Estes cinco reis lançar as bases para as futuras gerações de governantes que adicionou suas próprias contribuições e floresce a grande cultura do Egito. O conceito da cidade originou-se na Mesopotâmia, mas tornou-se refinado no Egito, religião e arte religiosa fez da mesma forma, e arquitetura seguiu o terno. Todos da arquitectura egípcia, de fato, foi inspirado por sua compreensão do cosmos e seu lugar nele. O exemplo mais óbvio disso é grandes casas eternas dos faraós, as pirâmides, mas cada templo, Palácio, ou edifício administrativo também foi construído com foco na eternidade.
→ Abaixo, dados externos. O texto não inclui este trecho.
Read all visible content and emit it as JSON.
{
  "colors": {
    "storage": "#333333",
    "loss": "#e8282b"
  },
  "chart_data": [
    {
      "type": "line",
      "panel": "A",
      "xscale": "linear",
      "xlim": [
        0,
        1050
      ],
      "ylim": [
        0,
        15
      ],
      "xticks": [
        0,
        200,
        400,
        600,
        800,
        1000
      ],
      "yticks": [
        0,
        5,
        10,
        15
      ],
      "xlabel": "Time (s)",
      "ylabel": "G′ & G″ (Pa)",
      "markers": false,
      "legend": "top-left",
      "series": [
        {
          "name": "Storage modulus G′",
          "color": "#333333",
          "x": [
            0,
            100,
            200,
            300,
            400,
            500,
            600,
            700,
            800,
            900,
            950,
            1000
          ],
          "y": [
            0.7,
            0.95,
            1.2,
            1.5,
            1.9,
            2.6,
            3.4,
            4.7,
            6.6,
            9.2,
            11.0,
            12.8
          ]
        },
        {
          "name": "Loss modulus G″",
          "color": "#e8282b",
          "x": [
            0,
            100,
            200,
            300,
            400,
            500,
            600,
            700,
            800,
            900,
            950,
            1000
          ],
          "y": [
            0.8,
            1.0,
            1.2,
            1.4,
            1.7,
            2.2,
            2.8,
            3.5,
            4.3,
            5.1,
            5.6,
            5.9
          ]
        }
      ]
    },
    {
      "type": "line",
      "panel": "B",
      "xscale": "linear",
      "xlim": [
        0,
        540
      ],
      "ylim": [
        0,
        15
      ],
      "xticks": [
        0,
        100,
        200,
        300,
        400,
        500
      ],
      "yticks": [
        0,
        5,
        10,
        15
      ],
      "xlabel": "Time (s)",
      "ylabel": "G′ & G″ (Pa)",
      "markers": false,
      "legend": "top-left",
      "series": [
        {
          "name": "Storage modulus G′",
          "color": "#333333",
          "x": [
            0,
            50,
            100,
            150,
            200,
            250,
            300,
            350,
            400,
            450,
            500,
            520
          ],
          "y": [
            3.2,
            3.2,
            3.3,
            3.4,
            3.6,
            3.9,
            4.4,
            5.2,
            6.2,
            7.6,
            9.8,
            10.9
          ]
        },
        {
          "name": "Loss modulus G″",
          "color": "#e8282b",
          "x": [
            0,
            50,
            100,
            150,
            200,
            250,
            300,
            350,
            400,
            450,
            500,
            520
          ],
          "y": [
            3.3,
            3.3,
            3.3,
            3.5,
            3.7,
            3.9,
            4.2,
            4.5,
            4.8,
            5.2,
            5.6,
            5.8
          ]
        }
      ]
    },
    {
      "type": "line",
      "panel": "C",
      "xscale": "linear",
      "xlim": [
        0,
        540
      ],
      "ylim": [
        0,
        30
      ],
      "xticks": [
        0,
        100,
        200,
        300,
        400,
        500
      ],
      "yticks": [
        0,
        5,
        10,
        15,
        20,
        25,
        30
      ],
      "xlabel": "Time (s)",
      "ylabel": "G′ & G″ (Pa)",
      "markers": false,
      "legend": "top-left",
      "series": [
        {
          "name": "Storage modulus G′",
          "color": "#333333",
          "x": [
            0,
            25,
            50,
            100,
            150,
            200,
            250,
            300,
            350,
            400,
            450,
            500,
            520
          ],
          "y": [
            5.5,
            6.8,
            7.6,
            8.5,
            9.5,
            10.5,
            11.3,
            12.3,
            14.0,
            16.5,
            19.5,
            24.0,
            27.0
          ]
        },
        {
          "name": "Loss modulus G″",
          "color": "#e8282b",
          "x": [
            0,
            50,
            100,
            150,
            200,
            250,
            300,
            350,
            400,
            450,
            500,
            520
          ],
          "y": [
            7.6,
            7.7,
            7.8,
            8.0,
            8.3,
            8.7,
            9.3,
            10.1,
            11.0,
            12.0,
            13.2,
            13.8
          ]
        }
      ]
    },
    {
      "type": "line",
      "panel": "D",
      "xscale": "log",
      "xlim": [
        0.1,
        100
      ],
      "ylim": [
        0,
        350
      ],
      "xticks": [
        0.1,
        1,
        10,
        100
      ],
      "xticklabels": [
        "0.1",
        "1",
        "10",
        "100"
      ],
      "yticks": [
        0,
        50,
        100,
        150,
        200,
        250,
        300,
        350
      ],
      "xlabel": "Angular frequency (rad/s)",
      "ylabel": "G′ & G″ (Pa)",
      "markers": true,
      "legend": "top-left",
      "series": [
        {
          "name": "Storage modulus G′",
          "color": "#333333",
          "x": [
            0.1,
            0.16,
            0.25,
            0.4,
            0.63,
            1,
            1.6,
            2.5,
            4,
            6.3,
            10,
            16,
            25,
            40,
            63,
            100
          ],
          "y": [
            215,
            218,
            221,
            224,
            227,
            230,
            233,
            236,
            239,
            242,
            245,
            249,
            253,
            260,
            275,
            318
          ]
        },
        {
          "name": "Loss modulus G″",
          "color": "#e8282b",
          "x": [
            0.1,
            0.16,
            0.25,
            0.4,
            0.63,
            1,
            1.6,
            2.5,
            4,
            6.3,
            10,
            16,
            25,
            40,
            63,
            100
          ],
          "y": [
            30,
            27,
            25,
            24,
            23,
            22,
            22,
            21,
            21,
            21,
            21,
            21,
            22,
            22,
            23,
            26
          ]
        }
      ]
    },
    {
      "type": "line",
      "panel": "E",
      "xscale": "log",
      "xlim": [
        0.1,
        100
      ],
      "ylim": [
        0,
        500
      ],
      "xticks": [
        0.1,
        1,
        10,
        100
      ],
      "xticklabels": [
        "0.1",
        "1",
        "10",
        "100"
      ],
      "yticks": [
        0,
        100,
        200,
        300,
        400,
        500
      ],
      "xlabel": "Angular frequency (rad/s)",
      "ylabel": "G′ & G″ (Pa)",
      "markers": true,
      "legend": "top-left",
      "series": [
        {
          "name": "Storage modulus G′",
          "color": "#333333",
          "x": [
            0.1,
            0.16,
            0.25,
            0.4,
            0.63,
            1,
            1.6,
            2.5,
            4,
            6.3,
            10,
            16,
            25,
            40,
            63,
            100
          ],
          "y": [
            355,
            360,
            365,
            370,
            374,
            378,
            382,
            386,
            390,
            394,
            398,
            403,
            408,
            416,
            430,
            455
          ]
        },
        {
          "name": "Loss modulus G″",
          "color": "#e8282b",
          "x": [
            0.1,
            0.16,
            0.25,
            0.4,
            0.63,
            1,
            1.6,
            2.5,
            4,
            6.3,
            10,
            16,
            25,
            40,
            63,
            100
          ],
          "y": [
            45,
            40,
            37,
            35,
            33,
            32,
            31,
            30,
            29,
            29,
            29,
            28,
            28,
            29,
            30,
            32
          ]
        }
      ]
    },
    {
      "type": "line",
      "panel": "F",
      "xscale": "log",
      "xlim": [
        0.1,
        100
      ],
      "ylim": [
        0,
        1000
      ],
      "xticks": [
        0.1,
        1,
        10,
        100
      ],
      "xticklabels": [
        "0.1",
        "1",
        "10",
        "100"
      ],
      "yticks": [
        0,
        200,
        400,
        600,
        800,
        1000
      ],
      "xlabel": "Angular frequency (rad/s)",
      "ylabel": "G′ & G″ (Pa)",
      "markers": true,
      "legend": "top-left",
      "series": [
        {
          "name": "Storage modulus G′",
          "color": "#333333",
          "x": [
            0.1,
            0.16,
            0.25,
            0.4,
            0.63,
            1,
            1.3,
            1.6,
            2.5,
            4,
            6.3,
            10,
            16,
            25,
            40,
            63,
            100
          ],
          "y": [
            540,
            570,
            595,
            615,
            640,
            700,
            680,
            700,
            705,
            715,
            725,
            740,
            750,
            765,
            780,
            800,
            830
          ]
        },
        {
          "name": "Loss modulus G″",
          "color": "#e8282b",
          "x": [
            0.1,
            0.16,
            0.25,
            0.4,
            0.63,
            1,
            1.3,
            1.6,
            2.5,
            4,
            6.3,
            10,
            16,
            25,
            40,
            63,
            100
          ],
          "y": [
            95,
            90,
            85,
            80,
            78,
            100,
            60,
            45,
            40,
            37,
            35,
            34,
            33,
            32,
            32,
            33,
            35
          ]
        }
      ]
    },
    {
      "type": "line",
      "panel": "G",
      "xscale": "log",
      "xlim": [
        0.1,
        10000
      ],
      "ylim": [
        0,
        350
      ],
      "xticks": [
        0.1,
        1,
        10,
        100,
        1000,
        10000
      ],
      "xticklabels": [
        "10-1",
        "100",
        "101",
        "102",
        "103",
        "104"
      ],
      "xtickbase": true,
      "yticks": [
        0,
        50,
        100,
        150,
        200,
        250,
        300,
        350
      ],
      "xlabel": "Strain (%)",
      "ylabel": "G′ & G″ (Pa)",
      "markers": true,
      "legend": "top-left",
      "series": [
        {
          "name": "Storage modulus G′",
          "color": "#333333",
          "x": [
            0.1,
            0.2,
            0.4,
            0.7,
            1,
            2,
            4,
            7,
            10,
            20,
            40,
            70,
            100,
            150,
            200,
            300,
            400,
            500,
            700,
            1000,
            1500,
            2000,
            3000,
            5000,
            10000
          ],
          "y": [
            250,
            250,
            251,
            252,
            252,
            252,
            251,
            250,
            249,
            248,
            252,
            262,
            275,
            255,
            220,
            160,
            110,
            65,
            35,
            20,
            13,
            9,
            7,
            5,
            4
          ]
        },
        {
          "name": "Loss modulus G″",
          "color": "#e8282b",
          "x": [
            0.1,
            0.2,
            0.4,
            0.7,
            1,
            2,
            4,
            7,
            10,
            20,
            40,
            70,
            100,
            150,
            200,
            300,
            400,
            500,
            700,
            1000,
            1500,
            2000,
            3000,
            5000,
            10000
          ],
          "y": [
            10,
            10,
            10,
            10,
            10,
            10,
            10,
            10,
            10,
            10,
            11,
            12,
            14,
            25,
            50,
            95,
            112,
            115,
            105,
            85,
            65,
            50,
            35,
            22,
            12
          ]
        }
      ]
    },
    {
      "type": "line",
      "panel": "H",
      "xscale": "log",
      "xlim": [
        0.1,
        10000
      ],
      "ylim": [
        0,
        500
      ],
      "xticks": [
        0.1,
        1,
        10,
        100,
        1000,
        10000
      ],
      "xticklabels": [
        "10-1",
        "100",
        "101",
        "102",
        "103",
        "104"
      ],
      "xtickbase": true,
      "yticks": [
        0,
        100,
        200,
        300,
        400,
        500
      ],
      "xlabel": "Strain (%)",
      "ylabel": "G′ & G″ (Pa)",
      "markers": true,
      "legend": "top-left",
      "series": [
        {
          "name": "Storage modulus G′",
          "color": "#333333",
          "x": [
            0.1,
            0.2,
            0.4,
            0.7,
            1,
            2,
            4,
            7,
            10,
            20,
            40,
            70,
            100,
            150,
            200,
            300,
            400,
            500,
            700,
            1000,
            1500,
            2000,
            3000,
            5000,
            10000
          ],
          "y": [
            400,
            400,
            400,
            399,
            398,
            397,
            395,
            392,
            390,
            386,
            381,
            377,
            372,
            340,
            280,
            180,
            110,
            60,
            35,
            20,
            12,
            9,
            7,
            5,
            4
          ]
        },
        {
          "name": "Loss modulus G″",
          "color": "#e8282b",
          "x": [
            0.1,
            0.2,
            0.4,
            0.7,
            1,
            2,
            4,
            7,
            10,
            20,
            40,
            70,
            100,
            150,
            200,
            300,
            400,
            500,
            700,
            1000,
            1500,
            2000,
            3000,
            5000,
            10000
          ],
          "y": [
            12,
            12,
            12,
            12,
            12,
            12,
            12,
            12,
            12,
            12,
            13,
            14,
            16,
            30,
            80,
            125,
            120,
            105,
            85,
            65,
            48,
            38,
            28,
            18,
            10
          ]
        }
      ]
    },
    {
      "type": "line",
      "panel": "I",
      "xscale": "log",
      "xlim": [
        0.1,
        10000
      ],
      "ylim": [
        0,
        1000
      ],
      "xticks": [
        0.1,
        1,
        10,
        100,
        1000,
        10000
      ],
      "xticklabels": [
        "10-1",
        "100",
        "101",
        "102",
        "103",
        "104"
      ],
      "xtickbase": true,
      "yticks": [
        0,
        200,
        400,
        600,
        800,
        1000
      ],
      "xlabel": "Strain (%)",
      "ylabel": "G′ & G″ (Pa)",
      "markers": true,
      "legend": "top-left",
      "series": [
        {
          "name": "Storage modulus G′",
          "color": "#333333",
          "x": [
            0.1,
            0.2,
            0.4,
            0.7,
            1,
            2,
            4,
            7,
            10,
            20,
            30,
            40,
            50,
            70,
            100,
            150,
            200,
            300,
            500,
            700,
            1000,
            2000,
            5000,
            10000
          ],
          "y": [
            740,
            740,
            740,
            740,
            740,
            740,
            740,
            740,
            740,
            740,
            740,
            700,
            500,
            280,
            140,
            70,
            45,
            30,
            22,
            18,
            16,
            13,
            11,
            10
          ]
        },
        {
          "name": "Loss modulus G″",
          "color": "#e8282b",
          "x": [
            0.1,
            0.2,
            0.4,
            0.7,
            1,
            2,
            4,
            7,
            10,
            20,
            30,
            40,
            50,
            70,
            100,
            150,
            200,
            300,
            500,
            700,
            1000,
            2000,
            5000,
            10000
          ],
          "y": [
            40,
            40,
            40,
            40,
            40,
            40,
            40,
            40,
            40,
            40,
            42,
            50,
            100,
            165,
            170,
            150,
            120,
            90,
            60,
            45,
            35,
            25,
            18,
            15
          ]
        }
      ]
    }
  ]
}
Decisão do Nebré para vincular o cargo de governador do Egito aos deuses de crença cultural que os deuses estavam ao alcance da mão, e que cada vida egípcia era apenas uma parte de uma jornada eterna procedeu naturalmente. Como um divino governante, o rei foi responsável por fazer a parte terrestre daquela viagem tão agradável quanto possível. O grau ao qual estas cinco governantes sucedeu em que foi debatido mas há sem dúvida que Narmer, Nebré, Den, Peribsen e Djoser estabeleceu um padrão que mais tarde os monarcas egípcios precisaria então de atender ou exceder.